Here’s me trying to talk to a man in a car seat costume @nbcwashington pic.twitter.com/e5humOM7uS
— Adam Tuss (@AdamTuss) August 7, 2017
Anne Deekens, a spokeswoman for the institute at Virginia Tech, confirmed to The Chronicle that the project was the institute’s research, but she said the researchers were unavailable for interviews. According to a webpage about the project, it “is one of many being conducted to determine how best to design automated vehicles.” The page also states that the vehicle’s driver was made to be “less visible within the vehicle, while still allowing him or her the ability to safely monitor and respond to surroundings.”

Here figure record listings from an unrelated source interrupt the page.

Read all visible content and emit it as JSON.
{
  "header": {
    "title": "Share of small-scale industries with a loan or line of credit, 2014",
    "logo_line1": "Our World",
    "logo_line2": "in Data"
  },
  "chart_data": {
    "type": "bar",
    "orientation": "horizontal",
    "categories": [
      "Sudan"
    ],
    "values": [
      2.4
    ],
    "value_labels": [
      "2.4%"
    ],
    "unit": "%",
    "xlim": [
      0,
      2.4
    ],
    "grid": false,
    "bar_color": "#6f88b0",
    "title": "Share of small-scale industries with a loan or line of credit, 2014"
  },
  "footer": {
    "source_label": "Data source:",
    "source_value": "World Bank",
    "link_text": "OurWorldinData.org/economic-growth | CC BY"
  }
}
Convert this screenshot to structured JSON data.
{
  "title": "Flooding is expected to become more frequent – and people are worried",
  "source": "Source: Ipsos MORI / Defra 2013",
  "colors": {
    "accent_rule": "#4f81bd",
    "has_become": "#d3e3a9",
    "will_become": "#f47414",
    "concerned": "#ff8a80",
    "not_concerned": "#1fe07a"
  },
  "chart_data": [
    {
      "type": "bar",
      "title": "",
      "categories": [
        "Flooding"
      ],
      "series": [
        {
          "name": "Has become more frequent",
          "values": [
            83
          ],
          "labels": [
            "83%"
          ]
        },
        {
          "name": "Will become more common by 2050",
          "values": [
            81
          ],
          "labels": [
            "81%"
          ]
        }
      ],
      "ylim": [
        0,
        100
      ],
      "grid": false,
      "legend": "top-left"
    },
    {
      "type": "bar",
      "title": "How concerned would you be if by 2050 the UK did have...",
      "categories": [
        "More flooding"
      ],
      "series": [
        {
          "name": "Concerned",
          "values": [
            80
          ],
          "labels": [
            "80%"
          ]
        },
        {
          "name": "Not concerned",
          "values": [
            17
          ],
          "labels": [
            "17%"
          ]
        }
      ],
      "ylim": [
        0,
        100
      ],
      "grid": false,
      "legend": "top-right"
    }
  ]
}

“Research projects such as this (e.g., studying human behavior in the presence of new technology in the real world) are extremely valuable to policy makers and vehicle manufacturers,” according to the page, which was just posted on Monday.
Thanks for the coverage @adamtuss. You’re with the news -- and we’re with Virginia Tech. Learn more about our study: https://t.co/SAqTeGgIx2 https://t.co/TSU8OJQO8h
— VTTI (@VTTINEWS) August 7, 2017
While more information wasn’t immediately available, the results of study will be made public.